At a two-day summit in Samoa, 56 government leaders, including Prime Minister Starmer, signed a document calling for ‘discussions on reparatory justice’ for the transatlantic slave trade. Starmer insisted that no talk of money left the mouths of any attendee. “Our position on that is very, very clear,” he said.
Best of British luck with that, mate. Frederick Mitchell missed the memo. He told BBC Radio 4’s Today programme that, sooner or later, Britain would pay reparations to Caribbean nations.
The murky chorus grows louder. Last year, a UN judge said British citizens owe a hilarious £18 trillion—a quarter of global GDP—for our role in slavery. That said, Mia Mottley, prime minister of the Bahamas, proves herself a cheaper date. Mottley wants a mere trifle—Four Trillion Pounds—for her troubles. Her nation’s annual budget tickles five billion a year.

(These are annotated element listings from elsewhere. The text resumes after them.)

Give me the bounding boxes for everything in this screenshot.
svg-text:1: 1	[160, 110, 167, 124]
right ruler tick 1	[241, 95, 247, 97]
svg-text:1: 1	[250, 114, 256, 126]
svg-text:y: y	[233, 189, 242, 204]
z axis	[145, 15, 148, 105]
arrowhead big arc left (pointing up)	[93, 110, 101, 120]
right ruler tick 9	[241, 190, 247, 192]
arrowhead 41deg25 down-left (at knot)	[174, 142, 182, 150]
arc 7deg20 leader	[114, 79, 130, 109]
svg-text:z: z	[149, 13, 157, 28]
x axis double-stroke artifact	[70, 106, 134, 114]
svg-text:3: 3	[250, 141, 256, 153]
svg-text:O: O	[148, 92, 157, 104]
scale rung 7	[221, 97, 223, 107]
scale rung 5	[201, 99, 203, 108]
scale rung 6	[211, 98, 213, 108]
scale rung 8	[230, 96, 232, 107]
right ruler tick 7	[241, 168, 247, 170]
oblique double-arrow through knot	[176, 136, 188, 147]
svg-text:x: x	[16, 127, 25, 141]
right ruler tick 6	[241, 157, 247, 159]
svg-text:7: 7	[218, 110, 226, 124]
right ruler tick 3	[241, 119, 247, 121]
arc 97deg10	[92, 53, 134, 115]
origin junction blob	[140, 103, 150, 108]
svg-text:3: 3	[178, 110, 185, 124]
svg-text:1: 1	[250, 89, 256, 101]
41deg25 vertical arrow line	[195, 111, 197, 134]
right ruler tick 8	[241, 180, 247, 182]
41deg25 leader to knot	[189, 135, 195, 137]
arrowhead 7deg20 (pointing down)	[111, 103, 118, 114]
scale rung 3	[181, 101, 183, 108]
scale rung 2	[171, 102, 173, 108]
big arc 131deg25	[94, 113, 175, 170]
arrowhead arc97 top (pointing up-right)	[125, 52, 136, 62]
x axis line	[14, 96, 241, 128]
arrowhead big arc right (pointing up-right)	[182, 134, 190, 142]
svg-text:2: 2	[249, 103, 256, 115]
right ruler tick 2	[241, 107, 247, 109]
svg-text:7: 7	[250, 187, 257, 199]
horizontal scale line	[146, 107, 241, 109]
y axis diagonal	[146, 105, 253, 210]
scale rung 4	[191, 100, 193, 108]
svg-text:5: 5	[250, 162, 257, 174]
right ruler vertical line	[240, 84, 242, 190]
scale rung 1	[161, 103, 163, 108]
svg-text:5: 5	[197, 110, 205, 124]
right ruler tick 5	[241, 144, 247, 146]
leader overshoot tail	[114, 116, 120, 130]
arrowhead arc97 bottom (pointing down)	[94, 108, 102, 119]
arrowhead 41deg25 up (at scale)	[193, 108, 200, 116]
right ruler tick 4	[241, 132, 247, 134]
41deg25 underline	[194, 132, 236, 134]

Essentially, British people who’ve never owned slaves must pay larcenous sums to people who’ve never been slaves. Nice work, if you can get it.
Once the mouldy preserve of resentful, crude-minded nutters, reparations have seeped into the mainstream.
Last month, vice-president Kamala Harris told an audience at the National Association of Black Journalists in Philadelphia that “we need to speak truth on the matter.”
Here in Britain, foreign secretary David Lammy, a man so dense one could mistake him for a block of iridium, routinely calls for Britain to cough up money it doesn’t owe, to racketeers owed nothing.
Supporters dress their arguments in the cloaks of humility. They are anything but humble. The bucket is so leaky it’s a sieve. This ailing, pustulated discourse fails high school logic.